Le dépistage de la trisomie 21 est une démarche proposée en France depuis 1997 à toutes les femmes enceintes. Cette anomalie chromosomique est la plus fréquente et constitue la première cause de retard mental. Cet article vise à informer sur les modalités de ce dépistage, les laboratoires agréés pour sa réalisation, et les démarches à suivre.

Cadre Législatif et Autorisations des Laboratoires

Les examens des caractéristiques génétiques, incluant le dépistage de la trisomie 21, sont strictement encadrés en France. Seuls les établissements et laboratoires de biologie médicale autorisés par les Agences Régionales de Santé (ARS), après avis de l’Agence de la Biomédecine, sont habilités à pratiquer ces analyses, conformément à l’article L. 1131-2-1 du Code de la Santé Publique. Les activités de diagnostic prénatal et préimplantatoire sont également soumises à des autorisations spécifiques, délivrées aux centres pluridisciplinaires de diagnostic prénatal et aux centres de diagnostic préimplantatoire, conformément à l’article R. 2131-22-2 et à l’article L. 2131-1 du Code de la Santé Publique. La mise en œuvre de ces activités requiert certaines conditions et n’est réalisée que dans des établissements spécifiquement autorisés par l’Agence de la Biomédecine (article L.).

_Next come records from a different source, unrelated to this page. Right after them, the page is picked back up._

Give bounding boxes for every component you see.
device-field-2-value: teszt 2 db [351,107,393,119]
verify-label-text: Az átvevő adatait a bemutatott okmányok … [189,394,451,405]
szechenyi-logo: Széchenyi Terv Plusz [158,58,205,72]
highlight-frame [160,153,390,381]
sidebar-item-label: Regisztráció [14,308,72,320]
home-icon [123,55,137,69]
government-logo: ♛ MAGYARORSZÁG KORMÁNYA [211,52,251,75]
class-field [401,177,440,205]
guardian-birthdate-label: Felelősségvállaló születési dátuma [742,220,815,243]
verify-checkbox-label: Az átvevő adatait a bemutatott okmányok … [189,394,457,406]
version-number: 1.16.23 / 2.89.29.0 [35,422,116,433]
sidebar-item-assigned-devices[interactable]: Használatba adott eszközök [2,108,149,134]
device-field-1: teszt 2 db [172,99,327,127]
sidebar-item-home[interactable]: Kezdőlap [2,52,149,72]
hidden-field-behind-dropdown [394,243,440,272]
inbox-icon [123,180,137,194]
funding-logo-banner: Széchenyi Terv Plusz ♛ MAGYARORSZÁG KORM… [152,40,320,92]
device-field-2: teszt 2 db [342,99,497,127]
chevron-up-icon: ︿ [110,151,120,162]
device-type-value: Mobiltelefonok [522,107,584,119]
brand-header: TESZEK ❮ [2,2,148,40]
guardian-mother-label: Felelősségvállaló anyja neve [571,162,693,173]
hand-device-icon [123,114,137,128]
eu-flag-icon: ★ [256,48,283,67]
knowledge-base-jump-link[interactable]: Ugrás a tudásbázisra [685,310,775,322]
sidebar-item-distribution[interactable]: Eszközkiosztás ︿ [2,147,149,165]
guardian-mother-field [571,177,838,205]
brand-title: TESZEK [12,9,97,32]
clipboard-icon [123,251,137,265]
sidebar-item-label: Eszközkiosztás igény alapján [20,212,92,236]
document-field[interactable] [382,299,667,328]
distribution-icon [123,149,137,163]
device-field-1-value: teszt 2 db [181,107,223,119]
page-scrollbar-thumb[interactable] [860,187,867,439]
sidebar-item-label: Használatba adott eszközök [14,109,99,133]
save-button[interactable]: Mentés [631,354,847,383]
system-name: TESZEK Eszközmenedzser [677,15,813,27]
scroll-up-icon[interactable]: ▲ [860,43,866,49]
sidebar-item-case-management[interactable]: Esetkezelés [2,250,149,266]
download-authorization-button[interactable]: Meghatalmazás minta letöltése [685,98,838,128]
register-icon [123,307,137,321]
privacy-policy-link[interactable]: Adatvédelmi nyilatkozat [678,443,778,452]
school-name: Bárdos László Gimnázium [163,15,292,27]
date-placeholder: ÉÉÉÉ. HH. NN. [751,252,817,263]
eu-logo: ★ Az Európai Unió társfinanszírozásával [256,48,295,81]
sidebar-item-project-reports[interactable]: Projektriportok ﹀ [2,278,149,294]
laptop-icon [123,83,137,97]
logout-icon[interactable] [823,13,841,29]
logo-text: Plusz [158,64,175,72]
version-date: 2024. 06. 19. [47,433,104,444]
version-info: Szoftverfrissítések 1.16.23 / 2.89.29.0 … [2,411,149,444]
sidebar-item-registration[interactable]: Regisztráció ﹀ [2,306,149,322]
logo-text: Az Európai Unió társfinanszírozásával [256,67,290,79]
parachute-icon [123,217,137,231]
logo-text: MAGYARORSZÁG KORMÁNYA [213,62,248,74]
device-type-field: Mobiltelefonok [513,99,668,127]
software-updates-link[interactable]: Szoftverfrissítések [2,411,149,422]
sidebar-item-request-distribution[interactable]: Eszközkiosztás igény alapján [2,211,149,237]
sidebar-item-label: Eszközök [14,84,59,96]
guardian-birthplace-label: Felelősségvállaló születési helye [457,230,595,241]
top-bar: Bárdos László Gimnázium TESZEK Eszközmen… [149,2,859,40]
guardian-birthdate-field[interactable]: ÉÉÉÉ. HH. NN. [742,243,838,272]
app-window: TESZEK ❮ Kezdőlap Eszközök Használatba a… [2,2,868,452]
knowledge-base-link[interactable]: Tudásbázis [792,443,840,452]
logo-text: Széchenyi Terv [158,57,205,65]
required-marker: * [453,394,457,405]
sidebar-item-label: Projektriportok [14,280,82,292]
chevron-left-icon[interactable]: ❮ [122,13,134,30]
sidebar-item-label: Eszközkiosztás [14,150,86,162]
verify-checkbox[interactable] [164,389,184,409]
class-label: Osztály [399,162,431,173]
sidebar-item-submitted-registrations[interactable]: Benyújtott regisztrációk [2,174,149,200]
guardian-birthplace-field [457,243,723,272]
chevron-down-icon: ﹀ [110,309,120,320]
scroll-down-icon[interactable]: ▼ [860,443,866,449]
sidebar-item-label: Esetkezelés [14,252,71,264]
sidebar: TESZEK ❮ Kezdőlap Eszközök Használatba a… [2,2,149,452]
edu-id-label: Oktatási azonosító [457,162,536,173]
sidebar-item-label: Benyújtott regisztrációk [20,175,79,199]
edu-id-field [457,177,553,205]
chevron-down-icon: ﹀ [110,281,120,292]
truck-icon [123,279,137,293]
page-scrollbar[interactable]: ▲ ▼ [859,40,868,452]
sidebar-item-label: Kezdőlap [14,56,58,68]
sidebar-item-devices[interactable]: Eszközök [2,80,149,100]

Déroulement du Dépistage de la Trisomie 21

Le dépistage de la trisomie 21 s’effectue principalement au cours du premier trimestre de la grossesse, plus précisément entre 11 semaines et 13 semaines et 6 jours d’aménorrhée (SA). Il peut également être réalisé entre 14 semaines et 17 semaines et 6 jours d’aménorrhée, si le dépistage n'a pas été fait au premier trimestre de la grossesse. Il est crucial de comprendre qu'il s'agit d'un calcul de risque et non d'un diagnostic définitif.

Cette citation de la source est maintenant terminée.